Li Xiaogang, trincando os dentes, mirava Lin Yu com um ódio indescritível. Tinha ouvido falar da bela mulher gelada da Torre Haifu e, animado, veio tentar conquistá-la. Mal chegou, antes mesmo de agir, foi lançado de lado, quase desmaiando de costas. Furioso, chamou o amigo do pai, o tal Careca, para resolver a situação. Coincidentemente, o Careca estava bebendo ali perto e veio imediatamente.
— Tio Careca, foi ele! Acaba com esse cara pra mim, te dou duzentos mil — gritou Li Xiaogang, apontando para Lin Yu, exibindo arrogância de quem acha que pode resolver tudo com dinheiro.

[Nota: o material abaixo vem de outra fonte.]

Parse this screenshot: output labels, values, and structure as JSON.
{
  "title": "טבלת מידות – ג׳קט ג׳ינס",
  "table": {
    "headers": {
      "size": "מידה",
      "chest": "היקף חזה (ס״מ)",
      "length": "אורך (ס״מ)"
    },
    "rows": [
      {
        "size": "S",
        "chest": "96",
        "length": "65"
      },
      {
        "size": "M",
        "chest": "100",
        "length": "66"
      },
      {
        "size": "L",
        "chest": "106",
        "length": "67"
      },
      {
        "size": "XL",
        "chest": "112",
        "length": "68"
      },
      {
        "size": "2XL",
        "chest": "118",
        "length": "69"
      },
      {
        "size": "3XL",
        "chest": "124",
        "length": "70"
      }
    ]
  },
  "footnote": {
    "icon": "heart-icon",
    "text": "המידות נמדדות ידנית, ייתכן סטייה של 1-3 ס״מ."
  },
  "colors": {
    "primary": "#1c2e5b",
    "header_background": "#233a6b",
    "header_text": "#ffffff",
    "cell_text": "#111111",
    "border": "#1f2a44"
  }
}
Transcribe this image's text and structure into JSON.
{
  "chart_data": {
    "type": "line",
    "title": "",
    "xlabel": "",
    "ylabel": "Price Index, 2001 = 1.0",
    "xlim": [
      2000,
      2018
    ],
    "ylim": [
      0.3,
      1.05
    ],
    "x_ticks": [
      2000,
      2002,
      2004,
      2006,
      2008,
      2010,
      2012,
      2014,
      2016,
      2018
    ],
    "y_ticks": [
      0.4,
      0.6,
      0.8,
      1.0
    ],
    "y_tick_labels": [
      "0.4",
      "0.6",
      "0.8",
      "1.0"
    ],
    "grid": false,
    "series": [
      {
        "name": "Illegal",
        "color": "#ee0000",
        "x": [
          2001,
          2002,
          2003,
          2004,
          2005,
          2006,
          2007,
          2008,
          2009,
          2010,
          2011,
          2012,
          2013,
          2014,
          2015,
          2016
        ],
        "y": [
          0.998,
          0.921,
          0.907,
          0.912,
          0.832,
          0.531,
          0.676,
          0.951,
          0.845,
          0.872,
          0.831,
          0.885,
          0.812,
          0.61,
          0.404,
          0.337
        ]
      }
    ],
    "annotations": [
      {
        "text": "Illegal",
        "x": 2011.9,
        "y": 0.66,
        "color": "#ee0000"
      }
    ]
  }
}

Muita gente circulava pelo edifício, mas ao ver o clima, ninguém ousou se aproximar num raio de dez metros. O grupo de admiradoras do terceiro andar, agora de volta ao saguão, assistia à cena, secretamente curiosas, achando que Lin Yu merecia o que estava por vir, afinal, tinha ousado se destacar na frente da deusa. Escondidas, esperavam para ver se aquele poliglota, que conquistara a musa, seria esmagado pelo típico riquinho.
Para alguns, ver um azarado se dar mal era desperdício. Para outros, em certos momentos, era um deleite.
Quando alguém se destaca demais, logo vem o vento para derrubar. Assim são as coisas do mundo e do coração humano.
Enquanto isso, Lin Yu suspirava por dentro. Pelo visto, mesmo sem procurar problemas, eles sempre vinham até ele.